A história dos magos é uma parábola. Conforme essa história, não foi fácil para aqueles bruxos do Oriente reconhecer um novo chamado divino, através da luz da estrela. Eles não compreendiam que Deus os chamava para caminhar, não na direção de algum centro de peregrinação importante, mas de uma aldeiazinha perdida nas montanhas da Judéia chamada Belém. Estavam procurando um centro do poder religioso e político. Por isso, foram a Jerusalém e procuraram o rei Herodes. Esse contato dos magos com Herodes e com os sacerdotes só deu problema. Eles acabaram involuntariamente provocando o massacre dos inocentes e a perseguição de Herodes ao menino Jesus. Os sacerdotes da religião correta (doutores da lei) sabiam a verdade – interpretaram corretamente a profecia de Miqueias na Bíblia – mas isso não os levou a Deus. Já os xamãs vindos do Oriente, que não tinham Bíblia, nem conheciam a verdadeira fé, foram adorar e reconheceram em uma criança pobre a presença divina.

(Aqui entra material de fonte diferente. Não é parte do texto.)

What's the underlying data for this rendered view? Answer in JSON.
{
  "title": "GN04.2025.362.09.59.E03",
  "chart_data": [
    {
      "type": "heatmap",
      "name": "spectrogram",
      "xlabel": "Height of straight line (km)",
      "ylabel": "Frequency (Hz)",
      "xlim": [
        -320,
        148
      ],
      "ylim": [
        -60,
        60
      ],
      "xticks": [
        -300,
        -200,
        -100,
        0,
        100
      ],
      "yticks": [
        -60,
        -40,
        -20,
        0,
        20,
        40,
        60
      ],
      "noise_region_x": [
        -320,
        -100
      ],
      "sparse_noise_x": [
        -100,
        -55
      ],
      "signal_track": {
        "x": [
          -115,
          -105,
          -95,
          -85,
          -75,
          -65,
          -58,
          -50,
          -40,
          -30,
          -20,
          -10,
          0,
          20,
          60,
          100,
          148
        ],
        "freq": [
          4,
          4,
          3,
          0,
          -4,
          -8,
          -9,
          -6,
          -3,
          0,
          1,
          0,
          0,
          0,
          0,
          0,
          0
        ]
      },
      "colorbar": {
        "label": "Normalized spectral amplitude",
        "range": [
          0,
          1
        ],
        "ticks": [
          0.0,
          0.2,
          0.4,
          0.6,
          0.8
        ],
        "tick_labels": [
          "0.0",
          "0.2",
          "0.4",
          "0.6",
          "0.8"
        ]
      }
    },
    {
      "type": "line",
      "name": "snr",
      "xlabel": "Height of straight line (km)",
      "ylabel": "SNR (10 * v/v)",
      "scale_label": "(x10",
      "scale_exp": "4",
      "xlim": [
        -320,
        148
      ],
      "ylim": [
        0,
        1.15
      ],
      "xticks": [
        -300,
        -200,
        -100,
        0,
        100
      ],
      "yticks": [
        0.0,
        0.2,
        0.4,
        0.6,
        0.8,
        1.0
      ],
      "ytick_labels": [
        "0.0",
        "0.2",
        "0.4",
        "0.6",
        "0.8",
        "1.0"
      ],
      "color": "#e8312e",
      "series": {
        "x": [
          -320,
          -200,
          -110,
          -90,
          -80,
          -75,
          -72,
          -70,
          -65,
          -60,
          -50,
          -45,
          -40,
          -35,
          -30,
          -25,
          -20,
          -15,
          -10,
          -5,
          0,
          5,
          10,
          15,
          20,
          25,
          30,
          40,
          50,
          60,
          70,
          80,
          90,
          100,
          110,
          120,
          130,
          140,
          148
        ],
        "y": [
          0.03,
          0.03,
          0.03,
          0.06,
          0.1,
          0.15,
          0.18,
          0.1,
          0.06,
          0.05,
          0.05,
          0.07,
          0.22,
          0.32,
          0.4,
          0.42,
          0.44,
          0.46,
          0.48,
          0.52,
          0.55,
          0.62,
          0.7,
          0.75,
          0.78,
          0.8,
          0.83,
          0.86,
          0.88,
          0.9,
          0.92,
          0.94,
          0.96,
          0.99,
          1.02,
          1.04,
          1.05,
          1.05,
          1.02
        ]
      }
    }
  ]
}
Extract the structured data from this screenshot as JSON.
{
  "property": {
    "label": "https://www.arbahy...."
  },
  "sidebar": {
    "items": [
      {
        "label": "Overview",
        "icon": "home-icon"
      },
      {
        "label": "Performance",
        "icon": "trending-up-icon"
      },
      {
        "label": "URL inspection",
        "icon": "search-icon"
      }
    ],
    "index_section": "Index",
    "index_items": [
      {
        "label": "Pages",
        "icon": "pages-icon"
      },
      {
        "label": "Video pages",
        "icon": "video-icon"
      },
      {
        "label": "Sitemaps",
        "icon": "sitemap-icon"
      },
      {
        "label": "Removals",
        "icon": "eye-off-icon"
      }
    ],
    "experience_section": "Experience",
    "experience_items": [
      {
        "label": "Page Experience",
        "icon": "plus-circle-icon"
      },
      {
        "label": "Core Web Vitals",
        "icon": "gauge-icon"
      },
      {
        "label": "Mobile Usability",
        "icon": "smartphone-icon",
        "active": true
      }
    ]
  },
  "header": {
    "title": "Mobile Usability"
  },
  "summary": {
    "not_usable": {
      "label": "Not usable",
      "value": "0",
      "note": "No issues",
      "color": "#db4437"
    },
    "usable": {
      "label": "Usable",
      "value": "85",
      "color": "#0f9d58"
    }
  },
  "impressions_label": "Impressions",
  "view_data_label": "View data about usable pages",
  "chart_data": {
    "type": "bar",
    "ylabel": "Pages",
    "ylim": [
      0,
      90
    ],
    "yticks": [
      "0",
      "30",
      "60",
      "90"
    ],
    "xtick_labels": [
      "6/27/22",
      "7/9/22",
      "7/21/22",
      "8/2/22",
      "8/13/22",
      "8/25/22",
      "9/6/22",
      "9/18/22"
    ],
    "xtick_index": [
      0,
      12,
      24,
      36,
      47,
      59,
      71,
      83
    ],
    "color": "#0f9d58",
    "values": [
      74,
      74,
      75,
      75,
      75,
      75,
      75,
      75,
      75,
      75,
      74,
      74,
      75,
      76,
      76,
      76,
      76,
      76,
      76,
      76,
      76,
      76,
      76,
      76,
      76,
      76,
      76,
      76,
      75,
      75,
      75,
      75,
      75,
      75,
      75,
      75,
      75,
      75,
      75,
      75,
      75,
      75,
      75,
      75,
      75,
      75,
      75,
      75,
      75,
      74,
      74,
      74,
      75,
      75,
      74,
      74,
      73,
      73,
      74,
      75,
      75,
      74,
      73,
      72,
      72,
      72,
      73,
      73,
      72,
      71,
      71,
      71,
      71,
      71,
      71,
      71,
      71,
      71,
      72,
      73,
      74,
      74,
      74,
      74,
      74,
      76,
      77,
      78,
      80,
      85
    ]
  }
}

O texto diz que a estrela que em Jerusalém tinha desaparecido do céu, reaparece quando eles deixam a cidade e seu templo e os conduz a Belém. Deus se encontra na casa da periferia, na gruta que não tem portas nem muros. Adorar é admirar-se, é reconhecer o divino no humano, em todo ser humano, mas especialmente no mais pequenino e pobre.
Os presentes dos magos são simbólicos dos presentes que devemos dar a todo ser humano, como sendo dados a Jesus. Ao oferecer a Jesus o ouro, os magos profetizam o reconhecimento da dignidade e do valor inestimável de todo ser humano, ali representado no menino de Belém. Toda criança merece que se ponham a seus pés toda a riqueza do mundo. O incenso significa o desejo de que a vida dessa criança desabroche e se eleve até Deus. Todo ser humano é chamado a ser divino, a se divinizar. A mirra é medicamento para aliviar os sofrimentos e significa que todo ser humano é frágil e merece cuidado. O menino de Belém é símbolo de que Deus introduz no mundo uma nova magia: fazer história a partir dos pequeninos. É esse caminho que devemos retomar e reacender como luz da estrela nas estradas da vida.